Identifying the determinant characteristics influencing soil compactibility indices using neural networks and path analysis Running title: Investigation of Soil Compaction by ANN and PA

Soil compactibility could be quantified via different indices, such as maximum dry bulk density (BDmax) and critical water content (θcritical) in a compaction test. The objective of this study was to determine the soil properties influencing soil compactibility by evaluating pedotranfer functions (PTFs) with respect to their accuracy and function for the prediction of BDmax and θcritical using linear regression and artificial neural network (ANN) methods.
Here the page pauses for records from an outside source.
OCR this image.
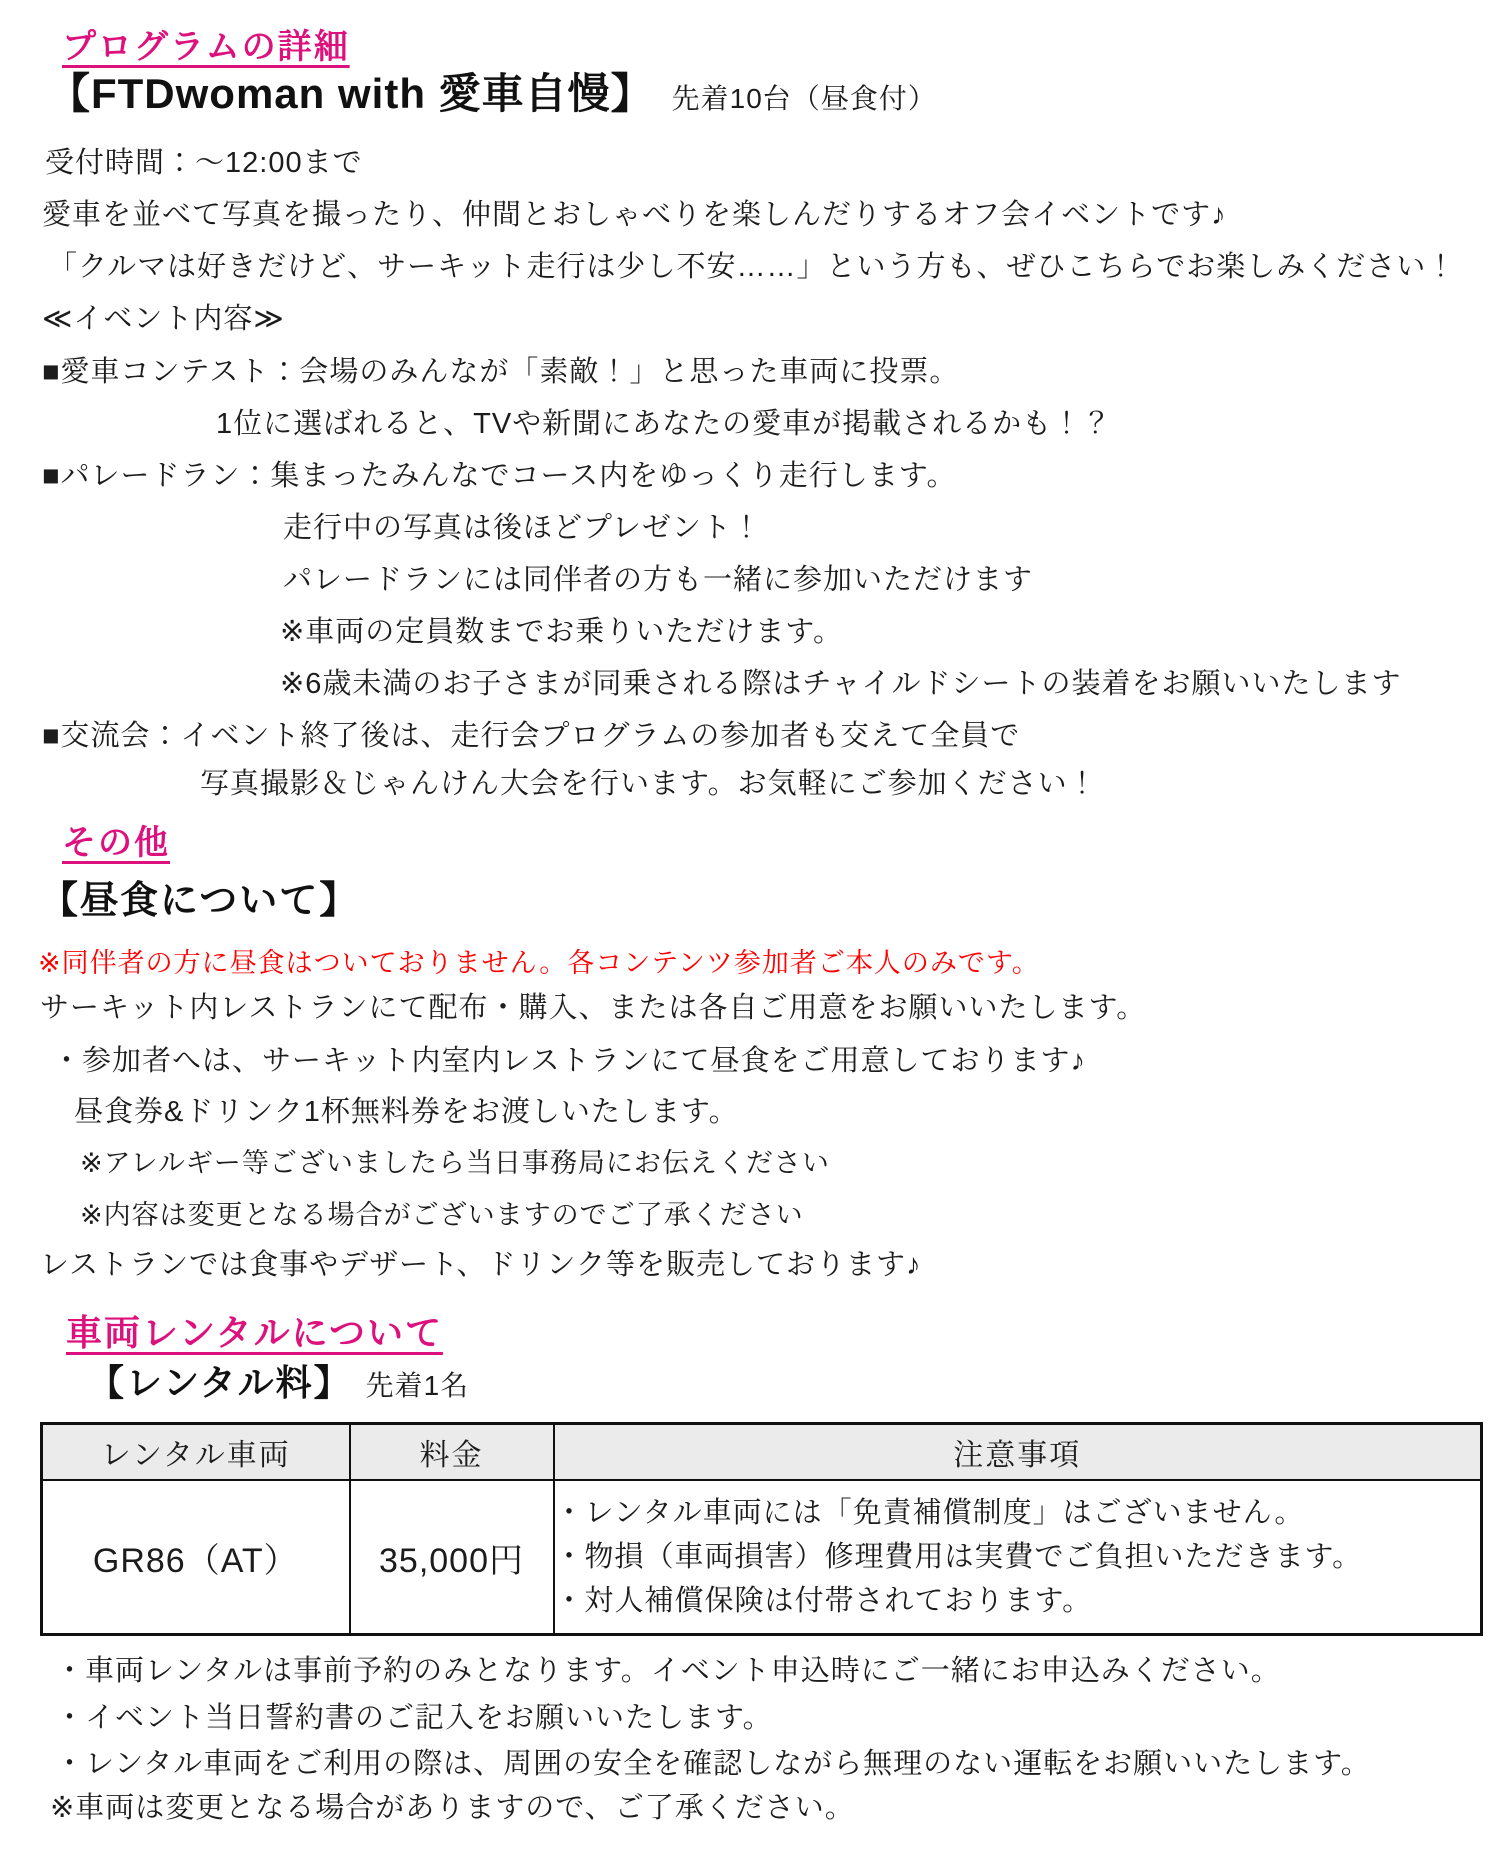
プログラムの詳細
【FTDwoman with 愛車自慢】 先着10台（昼食付）
受付時間：～12:00まで
愛車を並べて写真を撮ったり、仲間とおしゃべりを楽しんだりするオフ会イベントです♪
「クルマは好きだけど、サーキット走行は少し不安……」という方も、ぜひこちらでお楽しみください！
≪イベント内容≫
■愛車コンテスト：会場のみんなが「素敵！」と思った車両に投票。
1位に選ばれると、TVや新聞にあなたの愛車が掲載されるかも！？
■パレードラン：集まったみんなでコース内をゆっくり走行します。
走行中の写真は後ほどプレゼント！
パレードランには同伴者の方も一緒に参加いただけます
※車両の定員数までお乗りいただけます。
※6歳未満のお子さまが同乗される際はチャイルドシートの装着をお願いいたします
■交流会：イベント終了後は、走行会プログラムの参加者も交えて全員で
写真撮影＆じゃんけん大会を行います。お気軽にご参加ください！
その他
【昼食について】
※同伴者の方に昼食はついておりません。各コンテンツ参加者ご本人のみです。
サーキット内レストランにて配布・購入、または各自ご用意をお願いいたします。
・参加者へは、サーキット内室内レストランにて昼食をご用意しております♪
昼食券&ドリンク1杯無料券をお渡しいたします。
※アレルギー等ございましたら当日事務局にお伝えください
※内容は変更となる場合がございますのでご了承ください
レストランでは食事やデザート、ドリンク等を販売しております♪
車両レンタルについて
【レンタル料】 先着1名
レンタル車両	料金	注意事項
GR86（AT）	35,000円	・レンタル車両には「免責補償制度」はございません。
・物損（車両損害）修理費用は実費でご負担いただきます。
・対人補償保険は付帯されております。
・車両レンタルは事前予約のみとなります。イベント申込時にご一緒にお申込みください。
・イベント当日誓約書のご記入をお願いいたします。
・レンタル車両をご利用の際は、周囲の安全を確認しながら無理のない運転をお願いいたします。
※車両は変更となる場合がありますので、ご了承ください。
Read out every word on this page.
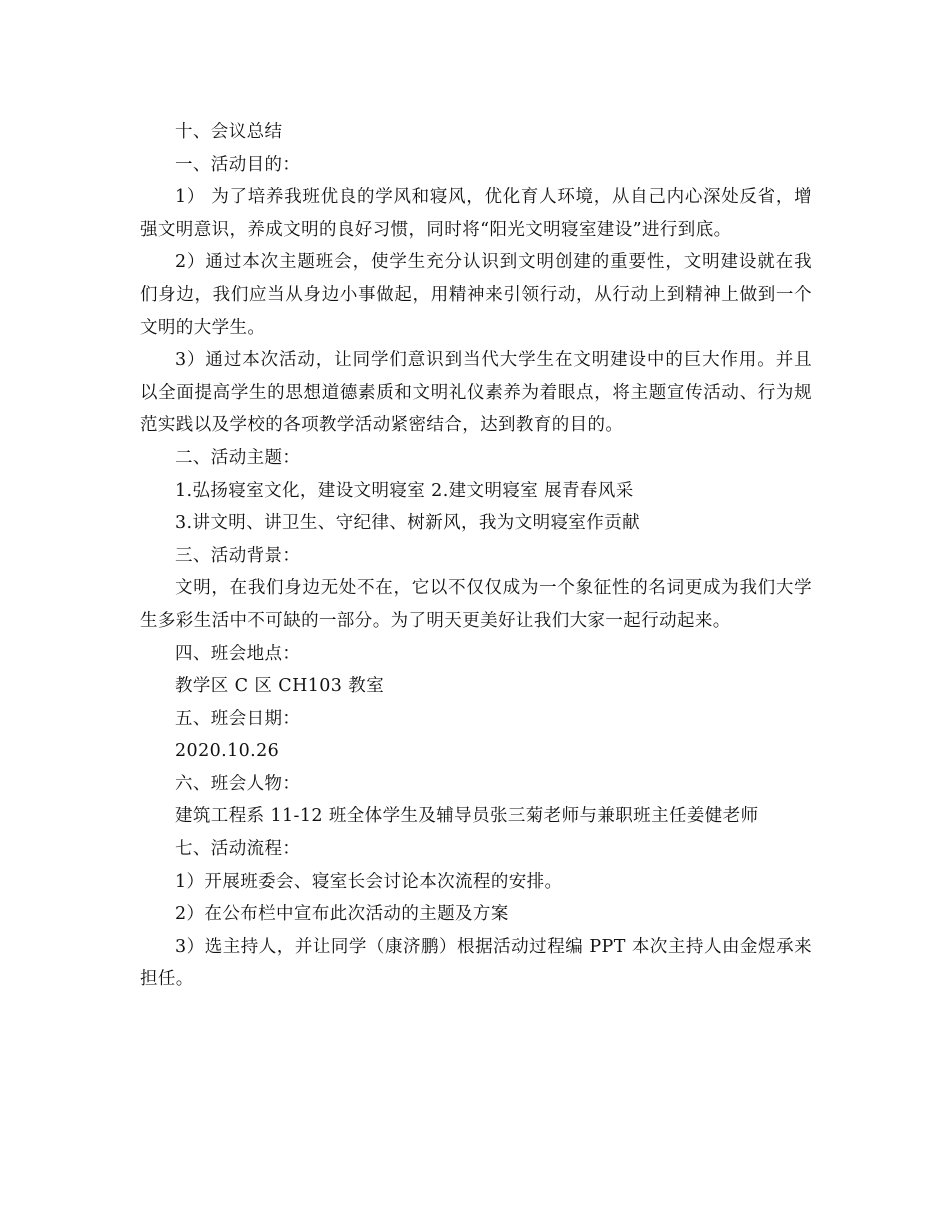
十、会议总结

一、活动目的：

1） 为了培养我班优良的学风和寝风，优化育人环境，从自己内心深处反省，增强文明意识，养成文明的良好习惯，同时将“阳光文明寝室建设”进行到底。

2）通过本次主题班会，使学生充分认识到文明创建的重要性，文明建设就在我们身边，我们应当从身边小事做起，用精神来引领行动，从行动上到精神上做到一个文明的大学生。

3）通过本次活动，让同学们意识到当代大学生在文明建设中的巨大作用。并且以全面提高学生的思想道德素质和文明礼仪素养为着眼点，将主题宣传活动、行为规范实践以及学校的各项教学活动紧密结合，达到教育的目的。

二、活动主题：

1.弘扬寝室文化，建设文明寝室 2.建文明寝室 展青春风采

3.讲文明、讲卫生、守纪律、树新风，我为文明寝室作贡献

三、活动背景：

文明，在我们身边无处不在，它以不仅仅成为一个象征性的名词更成为我们大学生多彩生活中不可缺的一部分。为了明天更美好让我们大家一起行动起来。

四、班会地点：

教学区 C 区 CH103 教室

五、班会日期：

2020.10.26

六、班会人物：

建筑工程系 11-12 班全体学生及辅导员张三菊老师与兼职班主任姜健老师

七、活动流程：

1）开展班委会、寝室长会讨论本次流程的安排。

2）在公布栏中宣布此次活动的主题及方案

3）选主持人，并让同学（康济鹏）根据活动过程编 PPT 本次主持人由金煜承来担任。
To this end, 100 soil samples were collected from the topsoil (0−30 cm) of arable and virgin lands in southeast of Iran. Primary particle size distribution, gypsum, Calcium Carbonate Equivalent (CCE), organic matter (OM) contents, and natural bulk density were used as predictors. Two PTFs were developed using linear multiple stepwise regression: a PTF that estimates BDmax with clay and sand contents and natural bulk density as predictors (R2 = 0.45), and another PTF for the estimation of θcritical employing clay and gypsum contents as predictors (R2 = 0.51). Furthermore, an attempt was made to construct PTFs for the prediction of the BDmax and θcritical utilizing ANNs. High prediction efficiencies were achieved through the ANN models. Generally, when all of the easily available soil properties were included as predictors, the ANN models for the θcritical and BDmax as compared with the results of linear regression method obtained much more accurate estimations. Sensitivity analysis performed in this study via Hill method (shirani, 2017) showed that the most important variable in BDmax prediction-using ANNs is the natural bulk density (BDnatural), followed by sand and clay, CCE, and gypsum contents. The highest sensitivity to clay content belonged to the θcritical and the lowest sensitivity to OM content was observed in the studied soils.